Weltweit wachsen rund 800 verschiedene Kürbis-Sorten. Rund 200 davon sind essbar. Botanisch gesehen sind Kürbisse kein Gemüse, sondern Beerenfrüchte. Ursprünglich stammen sie aus Lateinamerika. Im 16. Jahrhundert brachten sie die Spanier nach Europa.

Und was machen wir jetzt mit so viel Kürbis? Kürbissuppe, Kürbiskernöl, Kürbiskerne …? Oder vielleicht mal was Neues: Kürbis-Hummus. Ist super einfach, geht total schnell und macht sich gut auf jedem Esstisch.
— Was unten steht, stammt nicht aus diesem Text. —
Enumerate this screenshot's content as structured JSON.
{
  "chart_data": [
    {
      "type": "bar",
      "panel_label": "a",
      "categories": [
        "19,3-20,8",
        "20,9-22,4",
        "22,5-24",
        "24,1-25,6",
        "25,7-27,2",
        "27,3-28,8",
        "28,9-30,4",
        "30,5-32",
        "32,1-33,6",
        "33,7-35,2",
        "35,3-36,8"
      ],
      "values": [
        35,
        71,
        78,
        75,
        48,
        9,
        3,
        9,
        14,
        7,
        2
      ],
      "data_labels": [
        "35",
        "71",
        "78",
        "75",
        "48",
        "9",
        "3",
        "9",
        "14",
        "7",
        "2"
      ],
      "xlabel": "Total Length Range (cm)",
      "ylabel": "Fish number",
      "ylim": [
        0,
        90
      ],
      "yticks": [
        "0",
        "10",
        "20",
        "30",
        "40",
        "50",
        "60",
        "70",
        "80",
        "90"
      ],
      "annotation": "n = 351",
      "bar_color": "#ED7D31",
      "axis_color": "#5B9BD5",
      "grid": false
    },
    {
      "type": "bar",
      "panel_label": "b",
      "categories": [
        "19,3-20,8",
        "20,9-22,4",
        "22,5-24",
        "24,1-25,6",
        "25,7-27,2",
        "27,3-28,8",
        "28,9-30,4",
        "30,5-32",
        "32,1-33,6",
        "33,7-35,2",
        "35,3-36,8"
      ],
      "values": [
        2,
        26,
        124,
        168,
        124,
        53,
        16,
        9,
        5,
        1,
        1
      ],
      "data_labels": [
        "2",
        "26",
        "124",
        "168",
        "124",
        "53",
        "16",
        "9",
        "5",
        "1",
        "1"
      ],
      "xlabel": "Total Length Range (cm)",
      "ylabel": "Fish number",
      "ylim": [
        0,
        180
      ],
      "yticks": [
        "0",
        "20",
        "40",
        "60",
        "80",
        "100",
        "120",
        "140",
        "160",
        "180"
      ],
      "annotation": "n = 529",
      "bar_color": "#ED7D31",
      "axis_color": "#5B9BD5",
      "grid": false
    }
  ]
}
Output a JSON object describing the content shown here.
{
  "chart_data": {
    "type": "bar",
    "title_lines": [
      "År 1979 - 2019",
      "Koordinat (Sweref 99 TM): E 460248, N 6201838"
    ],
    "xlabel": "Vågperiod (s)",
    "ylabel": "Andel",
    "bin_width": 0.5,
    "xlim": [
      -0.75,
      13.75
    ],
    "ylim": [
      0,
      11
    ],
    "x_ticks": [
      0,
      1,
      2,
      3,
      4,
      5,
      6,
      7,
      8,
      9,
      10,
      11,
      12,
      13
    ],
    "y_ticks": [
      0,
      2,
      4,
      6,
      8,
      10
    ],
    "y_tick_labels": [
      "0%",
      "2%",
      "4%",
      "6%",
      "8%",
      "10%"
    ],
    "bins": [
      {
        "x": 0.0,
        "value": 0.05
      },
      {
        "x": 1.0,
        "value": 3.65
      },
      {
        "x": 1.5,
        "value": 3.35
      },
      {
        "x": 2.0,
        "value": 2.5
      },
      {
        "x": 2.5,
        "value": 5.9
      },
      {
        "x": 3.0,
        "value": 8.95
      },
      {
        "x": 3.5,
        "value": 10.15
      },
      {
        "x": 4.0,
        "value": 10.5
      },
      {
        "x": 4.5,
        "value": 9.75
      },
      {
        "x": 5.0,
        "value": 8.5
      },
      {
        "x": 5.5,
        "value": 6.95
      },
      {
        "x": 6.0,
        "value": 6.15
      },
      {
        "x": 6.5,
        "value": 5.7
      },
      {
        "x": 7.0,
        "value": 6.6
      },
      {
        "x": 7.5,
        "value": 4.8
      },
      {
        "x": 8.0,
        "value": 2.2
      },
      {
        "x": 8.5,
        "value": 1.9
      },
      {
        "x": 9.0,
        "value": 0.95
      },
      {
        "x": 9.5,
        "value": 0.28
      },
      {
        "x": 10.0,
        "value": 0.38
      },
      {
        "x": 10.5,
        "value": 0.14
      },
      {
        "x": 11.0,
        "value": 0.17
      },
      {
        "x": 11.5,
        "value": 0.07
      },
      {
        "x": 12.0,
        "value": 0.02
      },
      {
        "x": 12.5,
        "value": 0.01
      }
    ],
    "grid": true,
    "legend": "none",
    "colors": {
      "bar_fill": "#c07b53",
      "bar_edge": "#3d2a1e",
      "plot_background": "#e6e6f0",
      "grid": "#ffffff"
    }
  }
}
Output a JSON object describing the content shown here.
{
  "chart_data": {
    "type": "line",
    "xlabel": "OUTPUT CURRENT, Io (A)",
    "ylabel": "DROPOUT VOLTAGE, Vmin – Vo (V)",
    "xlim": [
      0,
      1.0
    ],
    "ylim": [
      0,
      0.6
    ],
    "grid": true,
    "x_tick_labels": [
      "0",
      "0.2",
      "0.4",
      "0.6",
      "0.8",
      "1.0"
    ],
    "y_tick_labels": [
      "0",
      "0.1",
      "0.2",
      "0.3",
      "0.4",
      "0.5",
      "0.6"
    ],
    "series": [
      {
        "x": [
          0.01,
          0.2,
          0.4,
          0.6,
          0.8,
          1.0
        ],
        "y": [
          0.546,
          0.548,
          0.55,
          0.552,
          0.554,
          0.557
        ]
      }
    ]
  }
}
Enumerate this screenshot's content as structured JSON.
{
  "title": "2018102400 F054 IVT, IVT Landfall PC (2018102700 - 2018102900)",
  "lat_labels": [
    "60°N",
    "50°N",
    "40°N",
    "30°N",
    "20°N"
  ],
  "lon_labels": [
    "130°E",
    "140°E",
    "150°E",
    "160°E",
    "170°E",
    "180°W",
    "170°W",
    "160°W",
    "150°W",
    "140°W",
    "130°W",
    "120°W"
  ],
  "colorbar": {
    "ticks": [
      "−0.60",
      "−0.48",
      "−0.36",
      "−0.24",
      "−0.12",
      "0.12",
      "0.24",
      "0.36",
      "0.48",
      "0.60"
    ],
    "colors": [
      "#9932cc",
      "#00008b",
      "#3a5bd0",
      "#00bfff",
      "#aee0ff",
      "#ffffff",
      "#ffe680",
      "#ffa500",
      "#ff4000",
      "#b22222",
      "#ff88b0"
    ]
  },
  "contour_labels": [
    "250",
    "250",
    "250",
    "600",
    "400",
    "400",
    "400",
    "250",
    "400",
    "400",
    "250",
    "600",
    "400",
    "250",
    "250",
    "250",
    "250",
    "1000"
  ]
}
Kübis-Hummus / Adobestock Mara Zemgaliete

Kürbis-Hummus
(vegan, glutenfrei, ganz einfach)

Zutaten:
1 Hokkaido Kürbis (ca. 350 g)
1 Dose oder 1 Glas Kichererbsen (vorgekocht, ca 220 g Abtropfgewicht)
2 Esslöffel Olivenöl
½ unbehandelte Zitrone, Abrieb und Saft
4 Esslöffel Tahini (Sesampaste)
2 Teelöffel Kreuzkümmel (Cumin)
1 bis 2 Knoblauchzehen gehackt Salz, Pfeffer, Kurkuma nach Geschmack
evtl. etwas Koriander und Kürbiskerne oder Sesam als Topping

Zubereitung:
1 Kürbis waschen (nicht schälen), halbieren, entkernen und das Fruchtfleisch in kleine Würfel schneiden. In kochendem Wasser bei mittlerer Hitze etwa zehn Minuten garen. Abgießen und kurz abkühlen lassen.
2 Währenddessen Kichererbsen in ein Sieb abgießen und mit kaltem Wasser abspülen.
3. Kichererbsen, Olivenöl, Tahini, 50 ml Wasser, Zitronensaft, Zitronenabrieb, Kreuzkümmel, Salz, Pfeffer, Knoblauch, Kurkuma und Kürbis in einen Mixer geben und fein pürieren. Alternativ mit dem Pürierstab pürieren.

Gut zu wissen:
Der Hummus oder das Hummus? Oder etwa Hommos oder Hommus? Laut Duden ist alles richtig bzw. gebräuchlich. Wenn man die leckere Creme mit Kichererbsen und Sesampaste meint. Humus mit langem U dagegen ist fruchtbarer Mutterboden. Lecker für Pflanzen. Für Menschen eher nicht. Das haben wir also geklärt.

 

Kleine Kichererbsenkunde
Kichererbsen kannte man schon vor 8000 Jahren in Vorderasien. Noch heute wachsen sie wild wie Unkraut im Orient und in südeuropäischen Ländern. Angebaut werden Kichererbsen vor allem in Indien und Pakistan, Nordafrika, Spanien und in der Türkei. Die kleinen Hülsenfrüchte enthalten viel Magnesium. Dank niedrigem glykämischem Index sie den Blutzuckerspiegel nicht stark ansteigen, verhindern Heißhungerattacken und wirken sich positiv auf Herz-Kreislaufsystem und Cholesterinwerte aus. „Kicher“ stammt übrigens vom lateinischen Begriff für Erbse: cicer (sprich: kiker). Im Althochdeutschen wurde daraus „Kihhira“ und später „Kicher“.